Expliquons-nous : le terme dérive du latin, d’un verbe qui signifie tomber. Donc le cas c’est d’abord ce qui tombe, ce qui échoit, ce qui se produit. Avec tout d’abord une signification très négative : ce qui tombe inexorablement, pour les humains, c’est la mort, qui arrive toujours à un moment ou à un autre. Il est donc assez logique qu’on dérive vers le vocabulaire de la maladie : un cas de covid, c’est une personne qui se trouve avoir le covid. Et de façon plus générale, c’est donc une situation particulière qui concerne une personne, ou même un état de fait : le cas s’est produit, c’est-à-dire la situation s’est rencontrée. Le cas devient donc la situation elle-même : dans ce cas-là, nous prendrons la décision qui s’impose. On a d’ailleurs une expression toute faite : « le cas échéant… », si le cas se présente.

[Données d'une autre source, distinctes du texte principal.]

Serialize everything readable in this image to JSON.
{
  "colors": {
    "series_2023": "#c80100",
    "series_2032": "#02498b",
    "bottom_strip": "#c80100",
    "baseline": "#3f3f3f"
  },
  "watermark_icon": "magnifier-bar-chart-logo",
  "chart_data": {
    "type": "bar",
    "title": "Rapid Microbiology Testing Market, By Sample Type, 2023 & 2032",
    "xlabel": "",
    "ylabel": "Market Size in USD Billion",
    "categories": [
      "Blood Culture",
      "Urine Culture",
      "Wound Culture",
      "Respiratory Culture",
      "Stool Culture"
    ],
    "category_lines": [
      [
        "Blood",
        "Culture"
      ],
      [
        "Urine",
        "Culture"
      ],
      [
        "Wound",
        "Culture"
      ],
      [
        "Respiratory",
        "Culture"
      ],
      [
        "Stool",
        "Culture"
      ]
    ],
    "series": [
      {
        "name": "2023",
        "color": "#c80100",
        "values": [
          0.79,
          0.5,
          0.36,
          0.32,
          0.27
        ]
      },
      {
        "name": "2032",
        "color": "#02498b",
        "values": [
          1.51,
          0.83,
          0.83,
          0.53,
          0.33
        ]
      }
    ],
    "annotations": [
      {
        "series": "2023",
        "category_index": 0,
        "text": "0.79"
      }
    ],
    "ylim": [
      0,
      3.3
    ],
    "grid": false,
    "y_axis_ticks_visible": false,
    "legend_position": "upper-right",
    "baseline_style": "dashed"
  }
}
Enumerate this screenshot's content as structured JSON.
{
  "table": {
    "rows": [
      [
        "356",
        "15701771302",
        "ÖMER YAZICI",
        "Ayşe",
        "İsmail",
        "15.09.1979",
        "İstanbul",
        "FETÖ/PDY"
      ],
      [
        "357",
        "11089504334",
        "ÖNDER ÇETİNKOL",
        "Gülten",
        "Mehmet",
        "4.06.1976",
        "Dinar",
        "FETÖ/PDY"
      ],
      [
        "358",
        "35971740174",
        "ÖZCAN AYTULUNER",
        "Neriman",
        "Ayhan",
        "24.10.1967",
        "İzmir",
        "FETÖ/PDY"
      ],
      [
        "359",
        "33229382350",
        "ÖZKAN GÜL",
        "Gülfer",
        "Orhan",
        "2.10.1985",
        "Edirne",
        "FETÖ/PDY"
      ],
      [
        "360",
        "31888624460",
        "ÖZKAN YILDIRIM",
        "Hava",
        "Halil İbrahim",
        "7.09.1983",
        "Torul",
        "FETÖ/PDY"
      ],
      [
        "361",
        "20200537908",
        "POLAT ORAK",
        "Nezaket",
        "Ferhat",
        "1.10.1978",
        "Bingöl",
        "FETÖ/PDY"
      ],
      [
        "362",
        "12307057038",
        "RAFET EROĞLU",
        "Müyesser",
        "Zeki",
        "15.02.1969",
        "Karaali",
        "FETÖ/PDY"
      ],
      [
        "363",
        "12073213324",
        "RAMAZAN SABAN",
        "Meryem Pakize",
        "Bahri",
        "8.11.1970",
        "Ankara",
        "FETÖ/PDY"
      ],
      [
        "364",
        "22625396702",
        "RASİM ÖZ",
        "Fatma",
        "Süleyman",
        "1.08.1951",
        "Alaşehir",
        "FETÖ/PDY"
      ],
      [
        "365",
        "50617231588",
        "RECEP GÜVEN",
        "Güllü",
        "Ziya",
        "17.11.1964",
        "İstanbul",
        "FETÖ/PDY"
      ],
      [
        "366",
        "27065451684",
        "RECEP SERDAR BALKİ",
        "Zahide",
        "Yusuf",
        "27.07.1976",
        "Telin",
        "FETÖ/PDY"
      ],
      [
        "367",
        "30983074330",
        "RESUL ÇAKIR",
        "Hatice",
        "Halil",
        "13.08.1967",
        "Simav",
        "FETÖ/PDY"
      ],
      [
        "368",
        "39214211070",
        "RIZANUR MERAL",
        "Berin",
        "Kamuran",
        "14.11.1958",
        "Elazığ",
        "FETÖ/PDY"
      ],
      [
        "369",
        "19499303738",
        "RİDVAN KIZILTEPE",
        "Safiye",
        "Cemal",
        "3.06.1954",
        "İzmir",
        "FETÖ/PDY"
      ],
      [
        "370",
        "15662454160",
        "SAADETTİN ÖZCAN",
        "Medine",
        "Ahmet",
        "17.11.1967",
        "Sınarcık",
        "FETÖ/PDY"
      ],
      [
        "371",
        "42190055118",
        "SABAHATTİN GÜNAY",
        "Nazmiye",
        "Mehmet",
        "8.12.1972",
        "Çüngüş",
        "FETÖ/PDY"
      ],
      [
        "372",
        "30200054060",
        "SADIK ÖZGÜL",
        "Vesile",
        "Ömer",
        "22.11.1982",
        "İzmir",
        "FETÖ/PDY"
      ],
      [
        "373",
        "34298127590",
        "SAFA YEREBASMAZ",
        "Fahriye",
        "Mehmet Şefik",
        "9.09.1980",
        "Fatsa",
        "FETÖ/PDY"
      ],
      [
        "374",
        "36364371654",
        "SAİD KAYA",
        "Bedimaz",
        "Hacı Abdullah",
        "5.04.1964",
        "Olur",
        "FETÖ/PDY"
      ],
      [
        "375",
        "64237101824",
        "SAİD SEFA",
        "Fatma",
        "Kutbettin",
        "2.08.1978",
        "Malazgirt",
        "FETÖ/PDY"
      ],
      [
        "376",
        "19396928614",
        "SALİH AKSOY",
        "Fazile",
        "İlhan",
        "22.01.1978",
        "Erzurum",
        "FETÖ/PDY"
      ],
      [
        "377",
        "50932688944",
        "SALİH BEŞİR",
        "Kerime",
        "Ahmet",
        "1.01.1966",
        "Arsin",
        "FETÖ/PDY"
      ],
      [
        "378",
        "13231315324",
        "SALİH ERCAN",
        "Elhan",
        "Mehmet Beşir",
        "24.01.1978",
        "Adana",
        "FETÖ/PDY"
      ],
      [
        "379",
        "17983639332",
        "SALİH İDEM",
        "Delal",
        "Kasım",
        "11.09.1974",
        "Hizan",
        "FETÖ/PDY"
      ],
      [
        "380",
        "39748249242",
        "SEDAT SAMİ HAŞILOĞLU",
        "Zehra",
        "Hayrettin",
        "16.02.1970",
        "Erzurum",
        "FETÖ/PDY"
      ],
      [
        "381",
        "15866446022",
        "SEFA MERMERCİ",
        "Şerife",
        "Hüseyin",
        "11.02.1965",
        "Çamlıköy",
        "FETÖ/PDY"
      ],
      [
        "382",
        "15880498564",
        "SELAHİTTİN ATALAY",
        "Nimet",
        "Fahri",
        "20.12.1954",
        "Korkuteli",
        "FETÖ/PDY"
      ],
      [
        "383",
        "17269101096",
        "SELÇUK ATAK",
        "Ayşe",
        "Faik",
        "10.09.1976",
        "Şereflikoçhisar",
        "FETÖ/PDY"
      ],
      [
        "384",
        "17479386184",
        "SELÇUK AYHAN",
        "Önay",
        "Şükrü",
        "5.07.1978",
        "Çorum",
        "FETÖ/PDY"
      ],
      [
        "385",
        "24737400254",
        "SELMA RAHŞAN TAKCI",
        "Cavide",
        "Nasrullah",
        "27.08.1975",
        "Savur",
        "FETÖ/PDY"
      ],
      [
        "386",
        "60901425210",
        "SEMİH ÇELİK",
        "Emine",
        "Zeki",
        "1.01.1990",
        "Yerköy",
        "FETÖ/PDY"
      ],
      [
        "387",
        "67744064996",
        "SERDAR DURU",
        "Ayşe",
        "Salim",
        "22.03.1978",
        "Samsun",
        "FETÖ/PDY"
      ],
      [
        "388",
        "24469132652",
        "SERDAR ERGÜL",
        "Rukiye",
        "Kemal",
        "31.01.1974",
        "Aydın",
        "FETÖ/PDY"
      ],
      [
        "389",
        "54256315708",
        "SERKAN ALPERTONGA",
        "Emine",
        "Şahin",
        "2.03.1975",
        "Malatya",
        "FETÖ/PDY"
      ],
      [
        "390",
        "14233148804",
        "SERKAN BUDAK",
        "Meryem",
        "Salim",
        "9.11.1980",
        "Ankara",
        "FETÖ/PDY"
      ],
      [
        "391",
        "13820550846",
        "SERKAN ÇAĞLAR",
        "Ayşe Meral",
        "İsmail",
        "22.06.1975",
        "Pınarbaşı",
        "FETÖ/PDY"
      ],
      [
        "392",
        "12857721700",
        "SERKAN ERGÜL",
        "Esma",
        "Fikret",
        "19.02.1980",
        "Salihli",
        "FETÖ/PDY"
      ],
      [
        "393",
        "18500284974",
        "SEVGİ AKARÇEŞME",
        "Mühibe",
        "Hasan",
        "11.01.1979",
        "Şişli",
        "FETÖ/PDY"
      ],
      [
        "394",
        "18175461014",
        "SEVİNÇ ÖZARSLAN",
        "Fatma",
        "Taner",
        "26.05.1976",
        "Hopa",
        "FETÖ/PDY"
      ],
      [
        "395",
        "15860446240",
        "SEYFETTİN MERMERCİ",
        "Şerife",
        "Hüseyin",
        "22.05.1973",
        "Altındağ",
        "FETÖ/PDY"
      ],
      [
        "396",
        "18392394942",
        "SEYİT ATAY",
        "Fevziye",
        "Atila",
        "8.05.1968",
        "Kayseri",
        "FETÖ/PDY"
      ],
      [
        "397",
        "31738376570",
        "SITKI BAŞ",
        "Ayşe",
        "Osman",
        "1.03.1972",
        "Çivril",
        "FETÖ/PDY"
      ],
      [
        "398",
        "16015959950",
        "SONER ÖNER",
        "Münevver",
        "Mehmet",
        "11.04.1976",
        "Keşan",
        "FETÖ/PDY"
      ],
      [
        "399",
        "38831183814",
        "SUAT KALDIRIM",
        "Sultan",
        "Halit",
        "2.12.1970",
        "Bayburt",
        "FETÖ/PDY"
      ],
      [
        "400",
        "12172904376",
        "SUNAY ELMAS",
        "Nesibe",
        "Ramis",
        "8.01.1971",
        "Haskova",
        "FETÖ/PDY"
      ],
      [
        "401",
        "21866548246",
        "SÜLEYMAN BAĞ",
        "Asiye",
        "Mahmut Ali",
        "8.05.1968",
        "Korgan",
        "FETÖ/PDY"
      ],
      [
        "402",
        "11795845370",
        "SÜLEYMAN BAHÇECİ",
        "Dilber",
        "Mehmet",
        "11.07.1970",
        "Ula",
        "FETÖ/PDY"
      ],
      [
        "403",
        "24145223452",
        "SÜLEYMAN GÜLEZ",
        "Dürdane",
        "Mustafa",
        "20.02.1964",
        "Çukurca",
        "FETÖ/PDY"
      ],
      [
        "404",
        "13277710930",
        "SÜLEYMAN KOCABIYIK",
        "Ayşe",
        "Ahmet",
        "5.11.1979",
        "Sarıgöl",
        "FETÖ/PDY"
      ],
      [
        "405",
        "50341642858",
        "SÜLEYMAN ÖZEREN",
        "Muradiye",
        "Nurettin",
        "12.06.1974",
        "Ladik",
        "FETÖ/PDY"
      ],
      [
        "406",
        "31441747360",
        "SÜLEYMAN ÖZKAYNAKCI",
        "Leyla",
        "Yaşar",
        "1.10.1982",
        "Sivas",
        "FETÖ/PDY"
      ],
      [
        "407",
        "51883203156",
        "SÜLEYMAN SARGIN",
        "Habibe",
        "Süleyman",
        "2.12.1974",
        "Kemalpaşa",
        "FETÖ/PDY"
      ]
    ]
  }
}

Puis on assiste à quelques autres glissements de sens : le cas, c’est l’affaire judiciaire.

Mais le glissement est bien plus important, lorsque le mot prend un sens grammatical et introduit une possibilté, une hypothèse : en cas de malheur, c’est-à-dire si un malheur arrivait, venait à arriver : on a bien cette idée de possibilité incertaine, mais qu’il ne faut pas écarter. Et on forme l’expression « au cas où… ». Au cas où je mourrais avant d’avoir payé ma dette, mes héritiers n’auront rien à payer.

On termine avec l’encas ? C’est ce que l’on prévoit pour se sortir d’affaire, si c’est nécessaire, et en général, ça ne désigne rien qu’un petit casse-croute : quelques sandwiches qu’on a préparés si jamais on a un peu faim dans le courant du voyage.

Avertissement ! 
Ce texte est le document préparatoire à la chronique Les Mots de l’Actualité. Les contraintes de l’antenne et la durée précise de la chronique rendent indispensable un aménagement qui explique les différences entre les versions écrite et orale.